Evicting Tenants

Most people who rent from private landlords are assured shorthold tenants. For further information about tenancy agreements, please see our Landlord and Tenant section.

Assured shorthold tenancies are for a fixed period, typically 6 months. It is fairly easy to evict assured shorthold tenants after the fixed period has expired.

Although assured shorthold tenants have little protection against eviction, the notice requirements and procedures can be tricky.

There are two different procedures:

Section 21 Notices

You must give your tenant at least two months’ notice. You cannot ask them to leave before the fixed term has ended although the notice can be given during the fixed term.

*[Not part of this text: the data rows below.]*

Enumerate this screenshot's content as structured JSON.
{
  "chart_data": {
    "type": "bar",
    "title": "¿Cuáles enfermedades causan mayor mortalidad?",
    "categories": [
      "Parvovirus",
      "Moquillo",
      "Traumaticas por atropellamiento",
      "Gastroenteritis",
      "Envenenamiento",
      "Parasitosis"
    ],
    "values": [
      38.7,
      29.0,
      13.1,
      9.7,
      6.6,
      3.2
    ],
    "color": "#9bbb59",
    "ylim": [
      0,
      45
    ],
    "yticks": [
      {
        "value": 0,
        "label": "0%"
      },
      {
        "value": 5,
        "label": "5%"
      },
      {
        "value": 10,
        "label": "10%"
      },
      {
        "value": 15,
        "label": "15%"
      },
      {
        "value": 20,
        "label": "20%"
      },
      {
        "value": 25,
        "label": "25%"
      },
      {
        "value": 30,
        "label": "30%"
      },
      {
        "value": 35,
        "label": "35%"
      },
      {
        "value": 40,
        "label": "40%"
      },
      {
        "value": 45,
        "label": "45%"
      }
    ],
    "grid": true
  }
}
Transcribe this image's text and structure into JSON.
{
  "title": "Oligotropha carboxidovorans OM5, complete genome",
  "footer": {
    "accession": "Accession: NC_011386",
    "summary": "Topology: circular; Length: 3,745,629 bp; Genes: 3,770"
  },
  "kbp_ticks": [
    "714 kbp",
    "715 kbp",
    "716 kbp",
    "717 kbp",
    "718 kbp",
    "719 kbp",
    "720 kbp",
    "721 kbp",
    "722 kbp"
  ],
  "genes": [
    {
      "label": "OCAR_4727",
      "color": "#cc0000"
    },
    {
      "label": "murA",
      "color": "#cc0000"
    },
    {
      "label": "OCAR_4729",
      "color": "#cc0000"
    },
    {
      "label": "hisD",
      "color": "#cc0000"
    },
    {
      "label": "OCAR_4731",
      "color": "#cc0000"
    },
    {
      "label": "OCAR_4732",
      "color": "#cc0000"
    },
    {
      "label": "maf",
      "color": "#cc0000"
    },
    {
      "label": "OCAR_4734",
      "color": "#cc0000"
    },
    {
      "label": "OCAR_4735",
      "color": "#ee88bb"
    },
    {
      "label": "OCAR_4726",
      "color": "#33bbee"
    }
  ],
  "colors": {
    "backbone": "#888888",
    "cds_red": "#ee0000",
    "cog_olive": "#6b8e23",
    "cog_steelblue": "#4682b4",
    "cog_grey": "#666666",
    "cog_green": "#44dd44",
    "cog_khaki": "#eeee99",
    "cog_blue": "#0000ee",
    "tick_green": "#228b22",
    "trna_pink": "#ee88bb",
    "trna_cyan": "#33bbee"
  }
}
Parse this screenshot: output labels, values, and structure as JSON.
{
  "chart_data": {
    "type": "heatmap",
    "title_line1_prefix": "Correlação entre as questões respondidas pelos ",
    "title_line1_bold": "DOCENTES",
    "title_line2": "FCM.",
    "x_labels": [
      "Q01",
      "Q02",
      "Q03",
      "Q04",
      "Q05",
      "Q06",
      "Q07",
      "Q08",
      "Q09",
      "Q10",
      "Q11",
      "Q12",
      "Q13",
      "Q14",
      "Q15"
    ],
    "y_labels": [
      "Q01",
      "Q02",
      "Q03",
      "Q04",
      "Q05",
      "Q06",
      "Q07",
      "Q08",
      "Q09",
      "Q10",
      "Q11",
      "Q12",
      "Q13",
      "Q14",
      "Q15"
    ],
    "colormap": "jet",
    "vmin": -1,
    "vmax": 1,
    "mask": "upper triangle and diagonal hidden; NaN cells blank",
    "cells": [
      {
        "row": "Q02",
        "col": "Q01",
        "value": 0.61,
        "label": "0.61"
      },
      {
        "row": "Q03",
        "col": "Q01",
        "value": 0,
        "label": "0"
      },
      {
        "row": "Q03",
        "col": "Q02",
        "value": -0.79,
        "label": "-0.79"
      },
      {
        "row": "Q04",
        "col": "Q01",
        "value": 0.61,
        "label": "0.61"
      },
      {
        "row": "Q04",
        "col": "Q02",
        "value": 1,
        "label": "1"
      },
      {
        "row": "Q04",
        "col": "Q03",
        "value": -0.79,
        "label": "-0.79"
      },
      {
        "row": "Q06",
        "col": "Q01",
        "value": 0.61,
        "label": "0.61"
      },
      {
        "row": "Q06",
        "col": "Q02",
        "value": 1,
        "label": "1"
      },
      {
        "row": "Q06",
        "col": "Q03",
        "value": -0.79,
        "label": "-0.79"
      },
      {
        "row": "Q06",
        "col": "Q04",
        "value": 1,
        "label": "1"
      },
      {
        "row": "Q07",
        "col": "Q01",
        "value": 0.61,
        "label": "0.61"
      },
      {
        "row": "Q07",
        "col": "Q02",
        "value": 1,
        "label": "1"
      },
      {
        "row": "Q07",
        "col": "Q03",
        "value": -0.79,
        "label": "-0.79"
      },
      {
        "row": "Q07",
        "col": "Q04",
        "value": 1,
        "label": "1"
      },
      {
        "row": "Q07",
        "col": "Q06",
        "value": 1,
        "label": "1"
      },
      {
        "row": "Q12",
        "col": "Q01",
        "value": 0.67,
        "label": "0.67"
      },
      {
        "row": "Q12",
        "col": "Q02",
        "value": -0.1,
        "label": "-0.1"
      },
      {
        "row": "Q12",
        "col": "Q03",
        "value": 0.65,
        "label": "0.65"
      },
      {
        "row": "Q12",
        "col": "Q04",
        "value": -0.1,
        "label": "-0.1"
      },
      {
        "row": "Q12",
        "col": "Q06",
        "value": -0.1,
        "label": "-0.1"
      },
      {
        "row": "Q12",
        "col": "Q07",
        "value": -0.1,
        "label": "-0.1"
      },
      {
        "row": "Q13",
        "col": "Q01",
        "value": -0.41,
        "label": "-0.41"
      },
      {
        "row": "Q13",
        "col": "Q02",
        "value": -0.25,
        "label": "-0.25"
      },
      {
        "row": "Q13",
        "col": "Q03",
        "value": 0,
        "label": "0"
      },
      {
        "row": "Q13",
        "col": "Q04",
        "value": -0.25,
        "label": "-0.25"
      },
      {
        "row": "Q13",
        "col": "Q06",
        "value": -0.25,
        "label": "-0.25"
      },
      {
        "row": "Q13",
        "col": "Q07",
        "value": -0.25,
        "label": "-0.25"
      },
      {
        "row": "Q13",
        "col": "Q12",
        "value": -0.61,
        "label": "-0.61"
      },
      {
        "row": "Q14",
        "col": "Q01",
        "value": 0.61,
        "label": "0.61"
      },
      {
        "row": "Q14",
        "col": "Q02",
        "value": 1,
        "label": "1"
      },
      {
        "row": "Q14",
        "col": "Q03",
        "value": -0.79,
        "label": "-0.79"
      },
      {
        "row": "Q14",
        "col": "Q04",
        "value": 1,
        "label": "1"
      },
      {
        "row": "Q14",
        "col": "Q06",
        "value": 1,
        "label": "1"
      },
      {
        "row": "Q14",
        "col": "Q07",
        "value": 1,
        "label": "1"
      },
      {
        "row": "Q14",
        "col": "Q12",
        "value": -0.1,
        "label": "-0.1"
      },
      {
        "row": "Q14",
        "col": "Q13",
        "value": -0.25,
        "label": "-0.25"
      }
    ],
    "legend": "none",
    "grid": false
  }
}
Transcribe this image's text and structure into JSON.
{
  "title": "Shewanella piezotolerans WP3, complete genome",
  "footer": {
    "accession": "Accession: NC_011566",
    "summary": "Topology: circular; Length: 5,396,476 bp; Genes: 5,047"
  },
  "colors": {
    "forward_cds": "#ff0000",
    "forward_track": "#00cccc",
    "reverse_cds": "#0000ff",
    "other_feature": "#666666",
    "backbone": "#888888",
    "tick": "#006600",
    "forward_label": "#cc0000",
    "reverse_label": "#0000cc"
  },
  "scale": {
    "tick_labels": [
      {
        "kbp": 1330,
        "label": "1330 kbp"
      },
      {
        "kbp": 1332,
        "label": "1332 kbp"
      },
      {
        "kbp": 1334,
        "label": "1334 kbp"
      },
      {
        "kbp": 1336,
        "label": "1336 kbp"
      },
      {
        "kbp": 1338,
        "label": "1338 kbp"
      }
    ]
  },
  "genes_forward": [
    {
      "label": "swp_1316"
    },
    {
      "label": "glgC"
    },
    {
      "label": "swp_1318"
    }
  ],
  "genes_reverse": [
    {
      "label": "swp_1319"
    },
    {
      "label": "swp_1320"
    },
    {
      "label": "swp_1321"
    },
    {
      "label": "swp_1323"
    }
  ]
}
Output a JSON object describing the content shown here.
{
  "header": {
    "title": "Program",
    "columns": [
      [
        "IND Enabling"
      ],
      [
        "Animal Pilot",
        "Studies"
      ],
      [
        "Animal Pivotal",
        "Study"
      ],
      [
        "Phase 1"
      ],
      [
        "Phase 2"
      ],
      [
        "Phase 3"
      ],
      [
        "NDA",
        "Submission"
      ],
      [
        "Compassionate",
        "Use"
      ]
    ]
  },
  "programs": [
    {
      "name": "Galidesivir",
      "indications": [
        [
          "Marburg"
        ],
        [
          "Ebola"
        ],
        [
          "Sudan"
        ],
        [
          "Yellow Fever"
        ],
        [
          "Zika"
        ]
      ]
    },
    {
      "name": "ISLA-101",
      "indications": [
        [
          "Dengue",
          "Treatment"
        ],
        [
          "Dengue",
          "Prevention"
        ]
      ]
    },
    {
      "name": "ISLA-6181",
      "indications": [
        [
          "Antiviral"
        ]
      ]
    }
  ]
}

Over the years, there has been a lot of confusion about the notice requirements and we often see notices which are invalid. Although the latest cases appear to be in the landlord’s favour, the law is constantly changing.

If the tenant has paid a deposit, this type of notice cannot be given unless the deposit has been protected in an authorised Tenancy Deposit Scheme. Please see our Landlord and Tenant section for further information.

If the tenant ignores the notice, you must apply to the court for a ‘possession order’. As long as the correct procedure has been followed, the court must make a possession order although tenants can ask the court to postpone the date for up to six weeks.

Section 8 Notices

During the fixed term, you can only evict tenants for good reason. The most common reason is rent arrears. You must send a notice to your tenants before applying to the court for a ‘possession order’. Depending on the reasons, there are no guarantees that the court will make an order. If you can wait until the fixed term has ended, it is often easier and just as quick to use the Section 21 Notice procedure.

In either case, if a tenant ignores the possession order, you can ask the court bailiffs to evict them from the property.

You should not try to evict tenants without getting a court order. You could face a substantial compensation claim for unlawful eviction or even criminal prosecution.